Cette absence d’exception sur le réseau secondaire signifie que l’administration pourrait occulter des alertes vitales pour la sécurité des usagers sans aucun rapport avec les contrôles. Le juge considère que l’interdiction est ainsi « susceptible de s’appliquer à de nombreuses informations qui sont sans rapport avec la localisation des contrôles de police ». Dès lors, l’atteinte portée à la liberté d’expression ne présente pas un caractère proportionné au but recherché sur ces portions de routes.
B. Les conséquences de la déclaration d’inconstitutionnalité partielle
Le Conseil déclare contraires à la Constitution les mots limitant l’exception de sécurité au seul réseau routier national défini par le code de la voirie routière. Cette censure supprime une distinction injustifiée qui privait les utilisateurs circulant sur les routes locales de renseignements essentiels pour leur propre protection physique. Par cette décision, le juge garantit que les informations minimales universelles sur la circulation resteront accessibles aux conducteurs quel que soit le type de réseau emprunté.

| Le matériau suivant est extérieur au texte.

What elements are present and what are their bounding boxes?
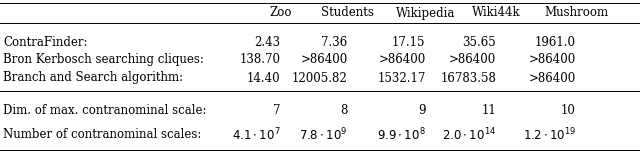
Text: Branch and Search algorithm:: Branch and Search algorithm: — [3, 71, 183, 84]
Text: >86400: >86400 — [300, 54, 348, 67]
Text: >86400: >86400 — [449, 54, 496, 67]
Text: 11: 11 — [481, 103, 496, 116]
Text: Bron Kerbosch searching cliques:: Bron Kerbosch searching cliques: — [3, 54, 204, 67]
Text: Zoo: Zoo — [269, 6, 292, 19]
Text: 1532.17: 1532.17 — [377, 71, 426, 84]
Text: $4.1 \cdot 10^{7}$: $4.1 \cdot 10^{7}$ — [232, 127, 280, 143]
Text: Number of contranominal scales:: Number of contranominal scales: — [3, 129, 202, 142]
Text: 10: 10 — [561, 103, 576, 116]
Text: 2.43: 2.43 — [254, 35, 280, 49]
Text: $9.9 \cdot 10^{8}$: $9.9 \cdot 10^{8}$ — [377, 127, 426, 143]
Text: 17.15: 17.15 — [392, 35, 426, 49]
Text: 7.36: 7.36 — [321, 35, 348, 49]
Text: 1961.0: 1961.0 — [535, 35, 576, 49]
Text: Wiki44k: Wiki44k — [472, 6, 520, 19]
Text: Mushroom: Mushroom — [544, 6, 608, 19]
Text: 7: 7 — [273, 103, 280, 116]
Text: Dim. of max. contranominal scale:: Dim. of max. contranominal scale: — [3, 103, 207, 116]
Text: 8: 8 — [340, 103, 348, 116]
Text: 16783.58: 16783.58 — [440, 71, 496, 84]
Text: $2.0 \cdot 10^{14}$: $2.0 \cdot 10^{14}$ — [442, 127, 496, 143]
Text: $7.8 \cdot 10^{9}$: $7.8 \cdot 10^{9}$ — [299, 127, 348, 143]
Text: ContraFinder:: ContraFinder: — [3, 35, 88, 49]
Text: 138.70: 138.70 — [239, 54, 280, 67]
Text: >86400: >86400 — [529, 71, 576, 84]
Text: >86400: >86400 — [529, 54, 576, 67]
Text: >86400: >86400 — [378, 54, 426, 67]
Text: Students: Students — [321, 6, 374, 19]
Text: 12005.82: 12005.82 — [292, 71, 348, 84]
Text: Wikipedia: Wikipedia — [396, 6, 455, 19]
Text: 35.65: 35.65 — [462, 35, 496, 49]
Text: $1.2 \cdot 10^{19}$: $1.2 \cdot 10^{19}$ — [523, 127, 576, 143]
Text: 14.40: 14.40 — [246, 71, 280, 84]
Text: 9: 9 — [418, 103, 426, 116]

Le reste de l’article L. 130-11 et les sanctions pénales prévues à l’article L. 130-12 sont déclarés conformes aux autres principes constitutionnels invoqués par la requérante. Le principe d’égalité est respecté puisque les exploitants de services de géolocalisation se trouvent dans une situation différente des autres fournisseurs de services en ligne. La déclaration d’inconstitutionnalité prend effet immédiatement à la date de publication de la décision sans qu’aucun motif ne justifie un report de ses effets.